Report: Motorcycle Deaths Down in 2009
WASHINGTON - A report released April 22 by the Governors Highway Safety Association (GHSA) reveals that motorcycle fatalities declined in 2009 by at least 10 percent.
Based on preliminary data, GHSA is projecting that motorcycle fatalities declined from 5,290 in 2008 to 4,762 or less in 2009. The projection is based on data from 50 states and the District of Columbia. The declines come on the heels of 11 straight years of dramatic increases in motorcyclist deaths.

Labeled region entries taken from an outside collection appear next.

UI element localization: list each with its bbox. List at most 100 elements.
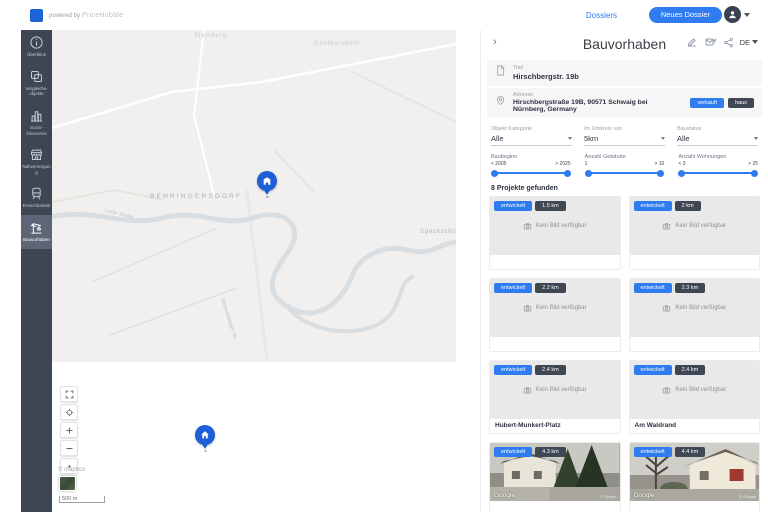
sidebar-item-ueberblick[interactable]: Überblick [21, 30, 52, 64]
project-title [630, 255, 760, 269]
distance-badge: 2.4 km [535, 365, 566, 375]
property-type-badge[interactable]: haus [728, 98, 754, 108]
minus-icon [65, 444, 74, 453]
project-card[interactable]: entwickelt 1.5 km Kein Bild verfügbar [489, 196, 621, 270]
sidebar-item-sozio-oekonomie[interactable]: Sozio-Ökonomie [21, 103, 52, 142]
project-card[interactable]: entwickelt 4.4 km Google © Google [629, 442, 761, 512]
share-icon[interactable] [723, 37, 734, 48]
app-window: powered by PriceHubble Dossiers Neues Do… [0, 0, 768, 512]
no-image-text: Kein Bild verfügbar [536, 223, 587, 229]
map-tiles: Steinberg Günthersbühl BEHRINGERSDORF Sp… [52, 30, 456, 362]
zoom-out-button[interactable] [60, 440, 78, 456]
top-bar: powered by PriceHubble Dossiers Neues Do… [0, 0, 768, 30]
project-card[interactable]: entwickelt 2 km Kein Bild verfügbar [629, 196, 761, 270]
map-label-behringersdorf: BEHRINGERSDORF [150, 193, 242, 200]
project-title [490, 255, 620, 269]
document-icon [495, 64, 506, 82]
filter-value: Alle [677, 134, 690, 143]
chevron-down-icon [754, 137, 758, 140]
distance-badge: 4.3 km [535, 447, 566, 457]
google-watermark: Google [634, 492, 655, 499]
filter-label: Im Umkreis von [584, 126, 665, 132]
project-title: Hubert-Munkert-Platz [490, 419, 620, 433]
bauvorhaben-panel: › Bauvorhaben [480, 30, 768, 512]
building-icon [262, 176, 272, 186]
language-selector[interactable]: DE [740, 38, 758, 47]
collapse-panel-icon[interactable]: › [493, 37, 497, 48]
distance-badge: 4.4 km [675, 447, 706, 457]
home-icon [200, 430, 210, 440]
filter-label: Objekt Kategorie [491, 126, 572, 132]
chevron-down-icon [744, 13, 750, 17]
person-icon [727, 9, 738, 20]
map-marker-project[interactable] [257, 171, 277, 191]
project-title [490, 337, 620, 351]
distance-badge: 2.3 km [675, 283, 706, 293]
map-marker-subject[interactable] [195, 425, 215, 445]
sidebar-item-label: Vergleichs-objekte [22, 86, 51, 97]
mapbox-attribution[interactable]: © mapbox [58, 467, 85, 473]
info-icon [29, 35, 44, 50]
filter-umkreis[interactable]: Im Umkreis von 5km [584, 126, 665, 146]
camera-icon [662, 222, 671, 230]
slider-max: > 2025 [555, 161, 570, 167]
deal-type-badge[interactable]: verkauft [690, 98, 724, 108]
user-menu[interactable] [724, 6, 750, 23]
google-attribution: © Google [600, 494, 617, 499]
no-image-text: Kein Bild verfügbar [675, 223, 726, 229]
slider-max: > 10 [654, 161, 664, 167]
layer-switcher-thumbnail[interactable] [59, 476, 76, 491]
sidebar-item-bauvorhaben[interactable]: Bauvorhaben [21, 215, 52, 249]
sidebar-item-erreichbarkeit[interactable]: Erreichbarkeit [21, 181, 52, 215]
sidebar-item-nahversorgung[interactable]: Nahversorgung [21, 142, 52, 181]
map-label-steinberg: Steinberg [194, 33, 227, 39]
slider-handle[interactable] [751, 170, 758, 177]
status-badge: entwickelt [494, 365, 532, 375]
slider-handle[interactable] [564, 170, 571, 177]
distance-badge: 2.2 km [535, 283, 566, 293]
filter-objekt-kategorie[interactable]: Objekt Kategorie Alle [491, 126, 572, 146]
new-dossier-button[interactable]: Neues Dossier [649, 7, 722, 23]
slider-min: < 2005 [491, 161, 506, 167]
project-card[interactable]: entwickelt 2.2 km Kein Bild verfügbar [489, 278, 621, 352]
zoom-in-button[interactable] [60, 422, 78, 438]
status-badge: entwickelt [634, 365, 672, 375]
status-badge: entwickelt [634, 283, 672, 293]
brand-wordmark: PriceHubble [82, 12, 123, 19]
edit-icon[interactable] [686, 36, 698, 48]
slider-handle[interactable] [657, 170, 664, 177]
filter-baustatus[interactable]: Baustatus Alle [677, 126, 758, 146]
chevron-down-icon [661, 137, 665, 140]
export-mail-icon[interactable] [704, 36, 717, 48]
no-image-text: Kein Bild verfügbar [536, 305, 587, 311]
status-badge: entwickelt [494, 447, 532, 457]
status-badge: entwickelt [634, 447, 672, 457]
project-title [630, 501, 760, 512]
project-card[interactable]: entwickelt 2.4 km Kein Bild verfügbar Hu… [489, 360, 621, 434]
project-cards-grid: entwickelt 1.5 km Kein Bild verfügbar [481, 196, 768, 512]
crane-icon [29, 220, 44, 235]
fullscreen-button[interactable] [60, 386, 78, 402]
titel-value: Hirschbergstr. 19b [513, 72, 579, 81]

The new report -- the first state-by-state look at motorcycle fatalities in 2009 -- was completed by Dr. James Hedlund of Highway Safety North. Dr. Hedlund surveyed GHSA members, who reported fatality numbers for every state. While data are still preliminary, most states have quite complete fatality counts for at least nine months, making GHSA confident to forecast that deaths are down at least 10 percent for the full year, the association said.
GHSA is projecting declines in approximately three-fourth of states. The declines are notable in many states and in every region of the country. In California, for example, based on data for the first nine months, motorcycle deaths are predicted to be down 29 percent, while Florida and New York are down 27 and 16 percent, respectively.
As part of the report, GHSA members were asked to suggest reasons for the decline. States offered several reasons, including: less motorcycle travel due to the economy, fewer beginning motorcyclists, increased state attention to motorcycle safety programs, and poor cycling weather in some areas.
"Clearly the economy played a large role in motorcycle deaths declining in 2009," said GHSA Chairman Vernon Betkey. "Less disposable income translates into fewer leisure riders, and we suspect that the trend of inexperienced baby boomers buying bikes may have subsided."
Betkey noted that, as with decreases in the overall highway fatality rate, progress with motorcyclist deaths can be attributed to more than just the economy.
"Multiple states indicated that because of the increases in motorcyclist deaths from 1997-2008, addressing this area has been a priority for state highway safety programs," Betkey said.